Sex and Love 100

Musings on the most basic life skill . . .

Wednesday, February 1, 2012

Help! I'm not in the Mood! A TMI Sex blog

A TMI (too much information) sex blog...            
 “I really am not in the mood to have sex with Brian,” she says. 
Over dinner the eight women go back and forth over the topic.  It’s Woodstock- peace and love- we have few inhibitions.  I listen. 
            “He’s always in the mood, but I can’t even think about it.”
            Men are usually in the mood.  The easiest way to get rid of a man is to stop having  sex with him.  Having sex with him will not necessarily keep him or win him—that’s a truth—but denying your partner on a regular basis is a recipe for disaster.   I relayed this blog to my uncle Sammy – over 80 and wise as the best potato chip, and he laughed.  He knew.  And so do I.
            Do you think we are all in the mood?  And what the hell is in the mood anyway?  If I had a dollar for every time I’ve heard this expression I’d be in Italy, sunning myself in Capri.
            Mood is what YOU make.  Yes, you can make it.  TMI, but I have been with the same man for a very long time.  Without porn, with five children at our feet, we have managed to have a lot of sex.  Do you think I was in the mood all the time? 
            My girlfriend relayed this story to me over a bottle of wine:
            When we have sex we ususally put on the TV so our daughter can't hear what is going on.  Of course we try to pick a noisy channel and one that we won't be interested in so we can concentrate on our own plot.  So I switch the channel to Shop NBC, QVC, JTV and HSN- I KNOW my husband won’t look at the TV if it’s about shopping.  
            However, on this one occasion, when I wasn’t in the mood, I saw something.  They flashed a necklace; amethysts, rough cut.  Exactly what my daughter wanted.  It was on clearance.  They posted the sales figures, like a countdown—which seemed to come every second, thrust in my face like bait.  I counted the action on my end and in a panic I made the decision to help it along.  Time was running out.  I needed to buy that necklace!  In the end I got the necklace.
            She is not alone.  I have a friend who admitted to me she was finishing a novel when her partner suddenly was really in the mood.  
            “What did you do?”  I asked.
            “I told him he could do whatever he wanted but I was going to take the last 10 pages.”
            She told him to pretend she was a naked libriarian.  She read the conclusion and they finished together. 
             
            But truth be told, mood can change.  In a study of orgasmic women it was found that they had a hand in putting  themselves in the mood (pun intended).  Maybe a bath, some sexy underwear, daydreaming,  and thinking about something that is a turn on, a glass of wine. . . they prepped themselves. Orgasmic women are also more able to control men sexually.  That is another blog, but they can exact what they want from the encounter. 
            But back to mood.  The quickest way to get rid of your man besides stopping sex with him is to not seem to be interested in him.  You aren’t a monkey who only allows sex when you are in heat.  The creator gave you a vagina, the most receptive hostess known in the animal kingdom.  Do you think men are more sexual?  HA!  If I ran an ad on Craigslist tomorrow I could have a line around my house of willing male sex partners and I could service each and every one of them.  Can a man do that?   Okay, get the visual out of your mind, I am saying that we can have sex just by doing virtually nothing. 
            So I asked her this; “Isn’t being ravished, adored, wanted, and cherished, good enough?   I was trying to get to the root of it.  Women have a lot of sex for self-esteem reasons, to feel wanted, appreciated….something else was cooking here. 
            “What do you mean?” She asked.
            “Well, most women have sex for a reason.  Not to always orgasm, but to feel different emotions.   
            She thought for a second.  “I never thought of that.  But after working all day, dragging kids around, cooking, and cleaning I’m burned out. ”
            “That’s not all there is to it.  Yes, you’re exhausted but are you a little mad, or angry?

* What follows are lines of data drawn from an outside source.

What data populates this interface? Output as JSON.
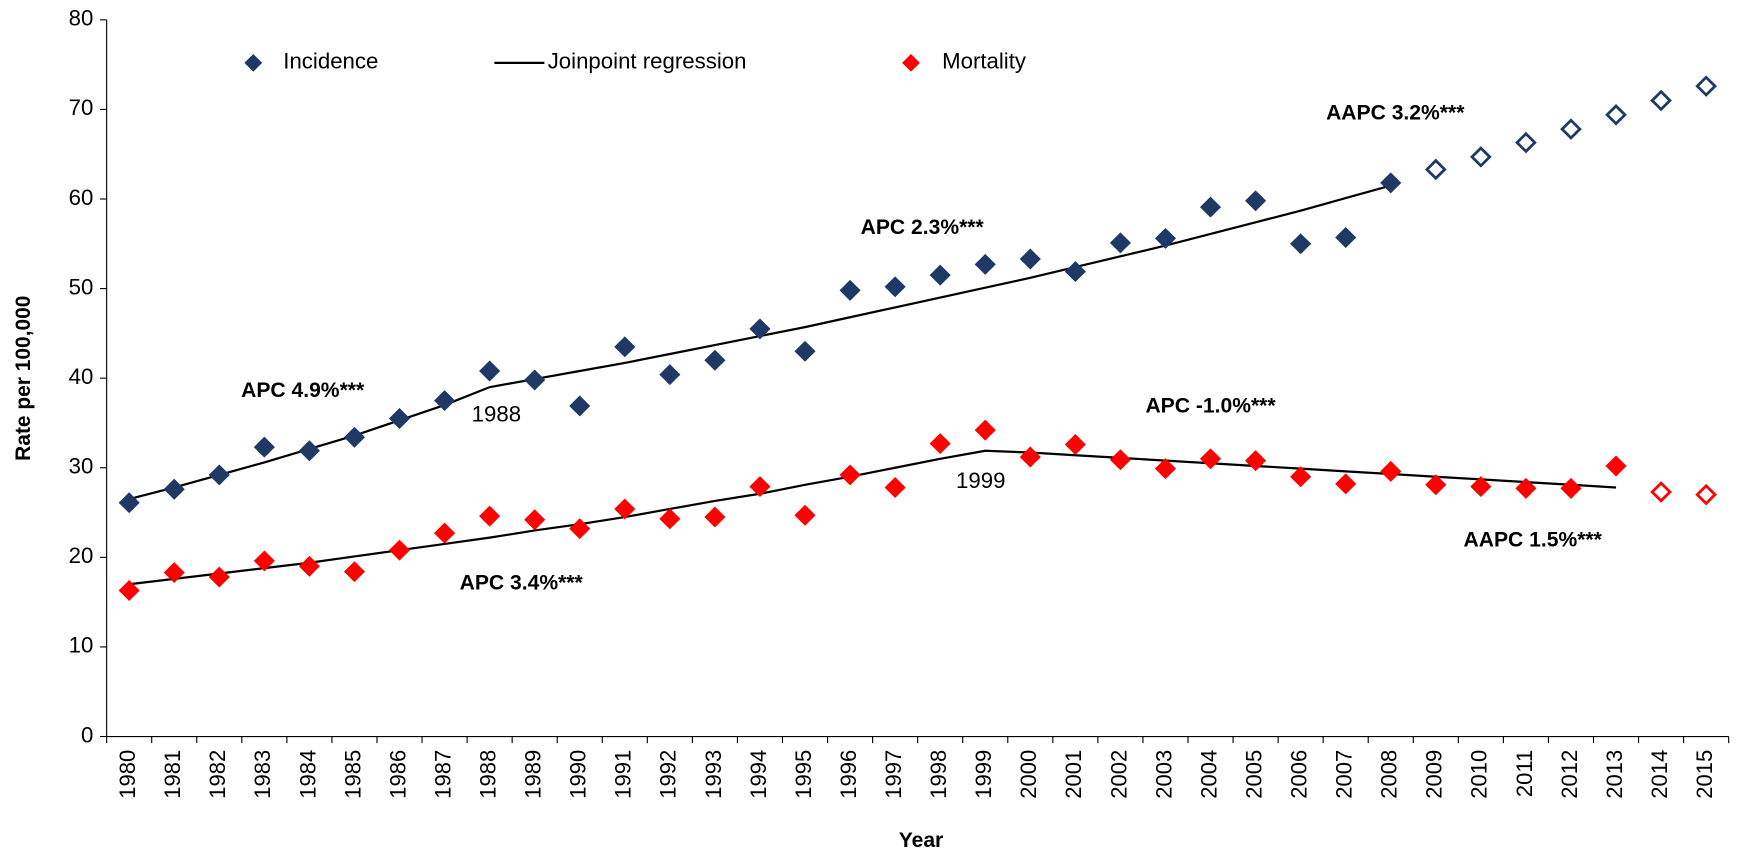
{
  "chart_data": {
    "type": "scatter",
    "x_label": "Year",
    "y_label": "Rate per 100,000",
    "categories": [
      "1980",
      "1981",
      "1982",
      "1983",
      "1984",
      "1985",
      "1986",
      "1987",
      "1988",
      "1989",
      "1990",
      "1991",
      "1992",
      "1993",
      "1994",
      "1995",
      "1996",
      "1997",
      "1998",
      "1999",
      "2000",
      "2001",
      "2002",
      "2003",
      "2004",
      "2005",
      "2006",
      "2007",
      "2008",
      "2009",
      "2010",
      "2011",
      "2012",
      "2013",
      "2014",
      "2015"
    ],
    "ylim": [
      0,
      80
    ],
    "yticks": [
      0,
      10,
      20,
      30,
      40,
      50,
      60,
      70,
      80
    ],
    "series": [
      {
        "name": "Incidence",
        "color": "#1f3864",
        "hollow_from": "2009",
        "values": [
          26.1,
          27.6,
          29.2,
          32.3,
          31.9,
          33.4,
          35.5,
          37.5,
          40.8,
          39.8,
          36.9,
          43.5,
          40.4,
          42.0,
          45.5,
          43.0,
          49.8,
          50.2,
          51.5,
          52.7,
          53.3,
          51.9,
          55.1,
          55.6,
          59.1,
          59.8,
          55.0,
          55.7,
          61.8,
          63.3,
          64.7,
          66.3,
          67.8,
          69.4,
          71.0,
          72.6
        ]
      },
      {
        "name": "Mortality",
        "color": "#ff0000",
        "hollow_from": "2014",
        "values": [
          16.3,
          18.3,
          17.8,
          19.6,
          19.0,
          18.4,
          20.8,
          22.7,
          24.6,
          24.2,
          23.2,
          25.4,
          24.3,
          24.5,
          27.9,
          24.7,
          29.2,
          27.8,
          32.7,
          34.2,
          31.2,
          32.6,
          30.9,
          29.9,
          31.0,
          30.8,
          29.0,
          28.2,
          29.6,
          28.1,
          27.9,
          27.7,
          27.7,
          30.2,
          27.3,
          27.0
        ]
      }
    ],
    "regression": {
      "name": "Joinpoint regression",
      "color": "#000000",
      "lines": [
        [
          26.5,
          27.8,
          29.2,
          30.6,
          32.1,
          33.6,
          35.3,
          37.0,
          39.0,
          39.9,
          40.8,
          41.7,
          42.7,
          43.7,
          44.7,
          45.7,
          46.8,
          47.9,
          49.0,
          50.1,
          51.2,
          52.4,
          53.6,
          54.8,
          56.1,
          57.4,
          58.7,
          60.1,
          61.5,
          null,
          null,
          null,
          null,
          null,
          null,
          null
        ],
        [
          17.0,
          17.6,
          18.2,
          18.8,
          19.4,
          20.1,
          20.8,
          21.5,
          22.2,
          23.0,
          23.7,
          24.5,
          25.4,
          26.3,
          27.1,
          28.1,
          29.0,
          30.0,
          31.0,
          31.9,
          31.7,
          31.4,
          31.1,
          30.8,
          30.5,
          30.2,
          29.9,
          29.6,
          29.3,
          29.0,
          28.7,
          28.4,
          28.1,
          27.8,
          null,
          null
        ]
      ]
    },
    "annotations": [
      {
        "text": "APC 4.9%***",
        "color": "#1f3864"
      },
      {
        "text": "APC 2.3%***",
        "color": "#1f3864"
      },
      {
        "text": "AAPC 3.2%***",
        "color": "#1f3864"
      },
      {
        "text": "APC 3.4%***",
        "color": "#ff0000"
      },
      {
        "text": "APC -1.0%***",
        "color": "#ff0000"
      },
      {
        "text": "AAPC 1.5%***",
        "color": "#ff0000"
      },
      {
        "text": "1988",
        "color": "#000000"
      },
      {
        "text": "1999",
        "color": "#000000"
      }
    ]
  }
}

I asked.
            “A little? Are you kidding?  I work all day and come home to more work.  Do you think anyone can shift gears like that?
            I laughed.  “Men can.  A crying baby doesn’t turn off their switch.   One time my mother called and my husband handed me the receiver and kept going—of course without me.”
            The table laughed.  I continued.  “You need to tell him, calmly and honestly.  You might find he’s willing to take over some tasks, do something extra, and change his game, if he knows how you feel.  It’s about equity, knowing that you are getting what you believe you deserve from the relationship.  You might need help around the house – for you this might be a big deal.  But I can tell you one thing, sex is a bigger deal for men.  Men will do almost anything to get vagina.”
            She resolved to discuss it.  However men who help out in the house do have additional payoffs – research tells us that when people have that balance or equity, they have more sex.   
            Even if you’re not in the mood you might look at that wonderful guy, who diapered your babies,  put the others to bed,  washed the dishes, maybe did a load of laundry,  a whole lot more righteously.   When women are happy with men, they make love, not war.  Not in the mood- It’s just an excuse.